Rabbi Ephraim Buchwald is one of the leaders in the movement of Orthodox Jewish outreach in America today.

==Early life==

Buchwald graduated from Yeshiva University High School for Boys in 1963. Buchwald studied at Yeshiva University, where he was a student of Rabbi Dr. Joseph B. Soloveitchik. He was ordained in 1975. He served from 1973 for 15 years as the Director of Education at Lincoln Square Synagogue in New York City, which became one of the largest and most successful centers for adult Jewish education programs in America. He also established and coordinated Lincoln Square's outreach program.

Buchwald has led the synagogue’s "Beginners Service," a special Shabbat service for people with little or no synagogue experience. Buchwald began the service in 1975; it combined prayers in Hebrew and English with discussion of the weekly Torah portion and an open question-and-answer format. He stepped down as its leader on June 27, 2026, after 50 years.

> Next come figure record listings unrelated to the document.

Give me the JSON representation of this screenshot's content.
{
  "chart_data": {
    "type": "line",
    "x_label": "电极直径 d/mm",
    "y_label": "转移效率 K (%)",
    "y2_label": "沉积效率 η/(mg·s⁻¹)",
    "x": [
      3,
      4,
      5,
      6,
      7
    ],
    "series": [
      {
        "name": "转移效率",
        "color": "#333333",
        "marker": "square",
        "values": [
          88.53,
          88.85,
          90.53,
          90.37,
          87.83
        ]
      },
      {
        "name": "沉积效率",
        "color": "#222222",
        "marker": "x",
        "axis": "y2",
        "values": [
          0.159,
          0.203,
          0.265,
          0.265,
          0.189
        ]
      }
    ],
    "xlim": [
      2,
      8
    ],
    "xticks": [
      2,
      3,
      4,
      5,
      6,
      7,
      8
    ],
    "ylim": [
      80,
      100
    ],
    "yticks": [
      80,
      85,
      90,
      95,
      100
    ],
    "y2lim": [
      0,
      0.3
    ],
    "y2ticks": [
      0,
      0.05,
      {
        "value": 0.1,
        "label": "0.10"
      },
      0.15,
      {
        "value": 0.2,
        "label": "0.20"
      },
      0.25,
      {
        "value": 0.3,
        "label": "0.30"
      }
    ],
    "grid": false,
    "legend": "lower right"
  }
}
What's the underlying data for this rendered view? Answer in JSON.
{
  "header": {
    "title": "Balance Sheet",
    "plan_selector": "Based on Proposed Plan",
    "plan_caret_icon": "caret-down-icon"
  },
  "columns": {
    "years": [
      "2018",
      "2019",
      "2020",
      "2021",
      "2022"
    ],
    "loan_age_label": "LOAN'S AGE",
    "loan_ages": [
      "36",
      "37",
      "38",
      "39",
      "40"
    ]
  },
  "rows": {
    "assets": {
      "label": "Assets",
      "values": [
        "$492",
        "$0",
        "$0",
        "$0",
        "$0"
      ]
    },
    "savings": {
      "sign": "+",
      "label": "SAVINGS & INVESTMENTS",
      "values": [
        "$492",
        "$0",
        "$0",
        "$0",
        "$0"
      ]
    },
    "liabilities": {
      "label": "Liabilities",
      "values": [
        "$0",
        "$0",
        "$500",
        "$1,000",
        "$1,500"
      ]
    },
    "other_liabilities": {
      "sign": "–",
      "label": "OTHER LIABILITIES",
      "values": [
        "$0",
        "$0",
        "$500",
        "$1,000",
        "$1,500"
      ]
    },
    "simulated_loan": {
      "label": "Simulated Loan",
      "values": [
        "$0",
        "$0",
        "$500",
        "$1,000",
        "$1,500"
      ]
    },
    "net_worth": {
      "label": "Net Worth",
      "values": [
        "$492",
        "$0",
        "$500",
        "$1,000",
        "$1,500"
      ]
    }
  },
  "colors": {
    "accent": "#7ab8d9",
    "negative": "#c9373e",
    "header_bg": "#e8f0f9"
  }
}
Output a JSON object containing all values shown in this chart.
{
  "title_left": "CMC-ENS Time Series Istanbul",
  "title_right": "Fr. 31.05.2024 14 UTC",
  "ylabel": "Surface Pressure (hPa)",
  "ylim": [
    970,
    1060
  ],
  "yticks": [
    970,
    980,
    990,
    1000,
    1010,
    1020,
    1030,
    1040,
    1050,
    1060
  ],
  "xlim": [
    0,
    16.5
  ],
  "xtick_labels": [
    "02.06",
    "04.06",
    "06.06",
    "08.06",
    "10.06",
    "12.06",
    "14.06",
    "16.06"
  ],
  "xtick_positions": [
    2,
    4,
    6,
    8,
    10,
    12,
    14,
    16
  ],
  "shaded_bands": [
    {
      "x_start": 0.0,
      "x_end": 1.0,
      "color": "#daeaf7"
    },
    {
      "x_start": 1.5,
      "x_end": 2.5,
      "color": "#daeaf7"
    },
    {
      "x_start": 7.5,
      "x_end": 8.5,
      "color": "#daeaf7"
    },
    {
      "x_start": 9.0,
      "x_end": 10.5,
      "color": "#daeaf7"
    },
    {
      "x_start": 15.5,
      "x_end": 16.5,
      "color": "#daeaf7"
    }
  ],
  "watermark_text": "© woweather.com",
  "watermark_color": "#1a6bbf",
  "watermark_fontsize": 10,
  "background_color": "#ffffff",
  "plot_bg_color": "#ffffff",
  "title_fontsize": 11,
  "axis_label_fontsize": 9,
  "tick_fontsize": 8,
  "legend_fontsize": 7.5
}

==National Jewish Outreach Program==

In July 1987, Buchwald founded the National Jewish Outreach Program (NJOP). NJOP sponsors "Shabbat Across America/Canada" and "Read Hebrew America/Canada" campaigns, establishes Beginners Services and the "Turn Friday Night into Shabbat," "Passover Across America" and "Sukkot Across America" programs, as well as free "crash courses" in Hebrew reading, basic Judaism and Jewish history. These programs are now offered at more than 4,860 locations across North America and in 40 countries worldwide (as advertised by NJOP as of 12/13). Through these programs and advertising campaigns, NJOP has successfully reached more than 1,428,600 Jews in North America and engaged them in Jewish life. NJOP also has a presence on the web, offering "Jewish Treats: Juicy Bits of Judaism, Daily" (a daily email) and "Jewish Tweets" on twitter.com (as advertised by NJOP as of 12/13).

==AJOP==

Rabbi Buchwald was the founding president and is now the honorary president of the Association of Jewish Outreach Programs (AJOP) (previously known as the Association for Jewish Outreach Professionals), which was established in 1988. Both NJOP and AJOP were initially funded by significant grants from the AVI CHAI Foundation, a Jewish philanthropy established by Sanford Bernstein, a financial investor who had himself become a Baal teshuva (a returnee to traditional Orthodox observance) and sought to further the cause of education and outreach to alienated and assimilated Jews worldwide.

==Honors==

In November 1997 Buchwald was named to the Forward 50, a list of America's 50 most influential Jews, and has been part of Newsweek’s list of "top 50 Rabbis in America" the last three years. In May 2001, he was awarded an Honorary Doctorate of Humane Letters by Yeshiva University in recognition of his outreach work.

==Personal==

Buchwald and his wife, Aidel, reside in New York City and are the parents of four children. They also have 18 grandchildren (including Straus Scholar Gavi Buchwald).